The bloc accounts for 32 per cent of Israel’s global trade and the new measures mark a significant change in Brussels’ approach to confronting allies
September 17, 2025 13:05
The European Commission has announced its intention to downgrade trade ties with Israel and sanction two of its ministers in what amounts to the bloc’s strongest action yet over the war in Gaza.
The proposed measures, announced Wednesday by EU foreign policy chief Kaja Kallas, include tariffs on €5.8 billion worth of Israeli imports, the suspension of €20 million in direct EU support for Israeli state-linked projects – with an exemption for civil society projects and Yad Vashem – and the imposition of sanctions on far-right ministers Itamar Ben-Gvir and Bezalel Smotrich.
Kallas said the intention of the measures was “not to punish Israel” but rather to “improve the humanitarian situation in Gaza”.
However, attempt to curb trade ties with the Jewish State is understood to be unlikely to pass due to insufficient support from key EU member states.
In her State of the Union address last week, President of the European Commission Ursula von der Leyen called for a suspension of free trade between the EU and Israel over Europe’s “painful” inability to agree upon a response to the humanitarian crisis in Gaza.
She also criticised plans for the expansion of settlements in the West Bank and recent violence by extremist Israeli settlers, which she said acted as a “clear attempt to undermine the two-state solution.”
In response to the announcement on Wednesday, Israeli Foreign Minister Gideon Sa’ar accused von der Leyen of “empowering terrorists”.
With an annual exchange of goods and services worth £59 billion, the European Union is Israel’s biggest trading partner, accounting for some 32 per cent of Israeli global trade. Israel represents less than one per cent of the EU’s trade.
The current free-trade area between Israel and the European Union came out of the EU-Israel association agreement signed in 2000. If adopted, the measures would alter more than two decades of EU-Israel economic cooperation and signals a greater intent by Brussels to confront allies over humanitarian concerns.
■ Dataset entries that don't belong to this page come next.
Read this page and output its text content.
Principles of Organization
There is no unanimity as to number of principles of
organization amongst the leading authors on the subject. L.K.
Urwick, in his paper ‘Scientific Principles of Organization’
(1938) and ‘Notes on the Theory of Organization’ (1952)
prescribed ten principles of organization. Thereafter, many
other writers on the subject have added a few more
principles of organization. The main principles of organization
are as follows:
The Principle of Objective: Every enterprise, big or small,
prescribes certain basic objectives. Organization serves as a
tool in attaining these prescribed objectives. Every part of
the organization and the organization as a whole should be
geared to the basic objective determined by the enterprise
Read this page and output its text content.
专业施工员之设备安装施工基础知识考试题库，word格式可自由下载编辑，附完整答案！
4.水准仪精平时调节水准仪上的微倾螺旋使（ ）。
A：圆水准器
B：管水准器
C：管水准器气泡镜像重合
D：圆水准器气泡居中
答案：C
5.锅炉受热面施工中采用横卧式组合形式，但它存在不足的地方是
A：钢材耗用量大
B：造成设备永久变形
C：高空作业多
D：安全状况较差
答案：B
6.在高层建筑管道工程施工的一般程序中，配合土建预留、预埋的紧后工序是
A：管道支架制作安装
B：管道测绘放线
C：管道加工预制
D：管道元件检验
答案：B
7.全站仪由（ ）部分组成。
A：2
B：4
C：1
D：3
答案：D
The EU proposals come months after the UK unilaterally suspended talks on a free trade agreement with Israel and placed sanctions on Ben-Gvir and Smotrich.
However, the Foreign Office confirmed that the measures against the duo, which included travel bans, were connected to their alleged “incitement” of violence in the West Bank, not the Gaza War, and were imposed on them in their personal capacities, not in their roles as ministers.